We arrived at our campsite late in the afternoon. I gathered sticks and set up the fire with with some of them and a little paper, then lit a match to it. That is when I noticed a small, translucent, albino lizard wriggling around underneath the burning sticks. I scolded her to get away from the fire, but she didn’t seem to understand how to do that. So I backed off a bit in order to give her the space to, hopefully, exit without me peering at her. But when I went around to where she had been, I saw that she was singed and dead. I had been regretting the fact that I had not been invited to my mother’s cremation. So here this little lizard had given her life so that I could symbolically push my mother into the flames.

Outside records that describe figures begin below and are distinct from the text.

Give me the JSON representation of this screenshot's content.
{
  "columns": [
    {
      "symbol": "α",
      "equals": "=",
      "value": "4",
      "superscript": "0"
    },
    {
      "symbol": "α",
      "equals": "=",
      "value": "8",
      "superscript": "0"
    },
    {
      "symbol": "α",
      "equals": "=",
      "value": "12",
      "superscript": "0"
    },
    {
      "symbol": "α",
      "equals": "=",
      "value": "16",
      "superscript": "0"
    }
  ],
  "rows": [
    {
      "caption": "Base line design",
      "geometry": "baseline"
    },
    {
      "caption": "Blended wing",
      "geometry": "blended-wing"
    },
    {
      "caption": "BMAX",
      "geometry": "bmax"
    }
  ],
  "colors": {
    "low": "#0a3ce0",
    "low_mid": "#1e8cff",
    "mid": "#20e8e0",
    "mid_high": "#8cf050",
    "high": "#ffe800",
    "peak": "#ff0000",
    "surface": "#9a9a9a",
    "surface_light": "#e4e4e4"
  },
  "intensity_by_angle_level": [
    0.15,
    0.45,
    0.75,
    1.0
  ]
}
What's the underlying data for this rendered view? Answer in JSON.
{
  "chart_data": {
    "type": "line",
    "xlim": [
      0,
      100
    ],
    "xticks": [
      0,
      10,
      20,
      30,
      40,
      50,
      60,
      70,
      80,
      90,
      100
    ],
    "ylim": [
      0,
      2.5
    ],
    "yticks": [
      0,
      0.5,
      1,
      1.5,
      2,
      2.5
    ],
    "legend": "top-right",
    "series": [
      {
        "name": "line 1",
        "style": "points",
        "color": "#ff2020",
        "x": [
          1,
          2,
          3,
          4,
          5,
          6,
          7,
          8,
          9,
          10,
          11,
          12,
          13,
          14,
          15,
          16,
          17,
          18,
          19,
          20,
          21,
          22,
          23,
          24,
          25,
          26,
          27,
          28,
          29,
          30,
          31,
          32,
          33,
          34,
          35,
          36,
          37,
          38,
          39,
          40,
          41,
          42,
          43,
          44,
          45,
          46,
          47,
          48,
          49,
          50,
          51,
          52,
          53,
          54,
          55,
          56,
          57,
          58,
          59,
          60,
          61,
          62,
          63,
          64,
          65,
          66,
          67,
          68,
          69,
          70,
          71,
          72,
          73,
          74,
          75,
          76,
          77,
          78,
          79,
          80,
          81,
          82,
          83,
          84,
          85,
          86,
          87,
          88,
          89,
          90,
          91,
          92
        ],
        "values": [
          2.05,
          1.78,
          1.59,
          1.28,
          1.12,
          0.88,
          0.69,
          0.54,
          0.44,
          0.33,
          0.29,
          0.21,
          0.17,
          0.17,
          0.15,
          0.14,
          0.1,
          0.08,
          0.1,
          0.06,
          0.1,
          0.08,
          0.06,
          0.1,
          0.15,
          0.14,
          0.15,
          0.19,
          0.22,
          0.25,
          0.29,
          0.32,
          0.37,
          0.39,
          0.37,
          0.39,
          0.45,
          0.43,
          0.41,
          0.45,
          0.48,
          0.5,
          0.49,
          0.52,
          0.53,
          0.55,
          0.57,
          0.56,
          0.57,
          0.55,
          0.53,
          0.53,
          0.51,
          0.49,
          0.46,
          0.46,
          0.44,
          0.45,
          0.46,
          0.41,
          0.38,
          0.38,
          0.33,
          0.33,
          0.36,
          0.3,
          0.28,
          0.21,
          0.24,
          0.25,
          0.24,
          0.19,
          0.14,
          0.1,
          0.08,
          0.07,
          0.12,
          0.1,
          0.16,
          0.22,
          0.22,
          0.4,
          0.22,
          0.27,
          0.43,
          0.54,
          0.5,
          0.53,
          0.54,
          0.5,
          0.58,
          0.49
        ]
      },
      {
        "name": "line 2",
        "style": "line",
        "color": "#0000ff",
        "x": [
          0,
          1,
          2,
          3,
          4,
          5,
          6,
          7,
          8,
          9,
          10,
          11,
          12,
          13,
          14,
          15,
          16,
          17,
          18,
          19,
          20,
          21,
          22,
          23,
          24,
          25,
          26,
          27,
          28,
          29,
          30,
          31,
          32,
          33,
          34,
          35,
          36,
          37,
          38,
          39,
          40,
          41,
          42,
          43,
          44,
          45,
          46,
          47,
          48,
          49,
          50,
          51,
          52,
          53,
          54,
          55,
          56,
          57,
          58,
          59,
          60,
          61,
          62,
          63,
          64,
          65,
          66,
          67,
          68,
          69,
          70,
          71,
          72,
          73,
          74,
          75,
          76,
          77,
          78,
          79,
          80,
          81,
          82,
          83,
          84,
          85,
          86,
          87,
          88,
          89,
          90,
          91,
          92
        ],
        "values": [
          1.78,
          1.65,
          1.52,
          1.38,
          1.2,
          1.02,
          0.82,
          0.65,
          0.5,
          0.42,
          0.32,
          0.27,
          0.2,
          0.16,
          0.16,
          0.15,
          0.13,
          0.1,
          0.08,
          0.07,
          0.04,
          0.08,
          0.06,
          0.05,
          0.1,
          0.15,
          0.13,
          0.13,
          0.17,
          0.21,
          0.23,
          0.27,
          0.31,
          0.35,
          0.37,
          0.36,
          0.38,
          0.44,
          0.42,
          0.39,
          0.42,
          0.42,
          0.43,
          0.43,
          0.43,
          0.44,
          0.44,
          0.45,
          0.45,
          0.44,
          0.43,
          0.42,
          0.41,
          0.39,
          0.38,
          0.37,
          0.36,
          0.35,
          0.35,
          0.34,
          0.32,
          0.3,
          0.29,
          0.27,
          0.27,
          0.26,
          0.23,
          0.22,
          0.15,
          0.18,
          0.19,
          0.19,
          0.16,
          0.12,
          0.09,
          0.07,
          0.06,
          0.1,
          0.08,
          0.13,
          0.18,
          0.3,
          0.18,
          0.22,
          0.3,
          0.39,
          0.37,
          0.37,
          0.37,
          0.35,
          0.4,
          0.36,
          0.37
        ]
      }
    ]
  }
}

Sorting through the grief of a cardinal loss is a process. The loss of Mother screams loud and clear, “You are not going to be around here forever either!”
Sibling rivalry over gifts, favors and bequeaths can be intense. I deeply regret the appropriation of property that had been promised to me by a sibling. She felt that since it had been left up to her to uphold our parents wishes she could legally get out of it, and started decades ago, brought considerable influence to bear, to do just that. I wasn’t even permitted to speak at Mom’s memorial.
After my mother was placed in an institution and I was denied any input into her care, I brought a challenge. Our mother had been institutionalized without my knowledge or consent and her location hidden from me. I had to call and visit facilities until I had found her. I had provided personal care to our mother for the two years prior to her being institutionalized, and suddenly she was isolated from my ministrations.
The house Dad and Mom wanted me to have is on a 7 acre parcel. Neither one of them wanted to meet the expense of subdividing the parcel. In fact they hated the whole idea of subdivision, land speculation, and urban sprawl. They preferred to designate the house for my use along with the orchard that surrounds it, while having the balance of the parcel managed by the trustee. It didn’t work out, because the person who became trustee wanted to keep the 4 acres the parents had given her while depriving me of the property the parents had designated for my use.
I visited Mom a few days before she passed away. She had been slowly declining for years. She seemed like the same old Mom in a way, and yet her death was no surprise; the surprise was that she lasted as long as she did in the condition she was in. She had lost the ability to walk at the age of 91 and had begun to loose her mental acuity at the age of 83. She passed almost two months prior to what would have been her 95th birthday.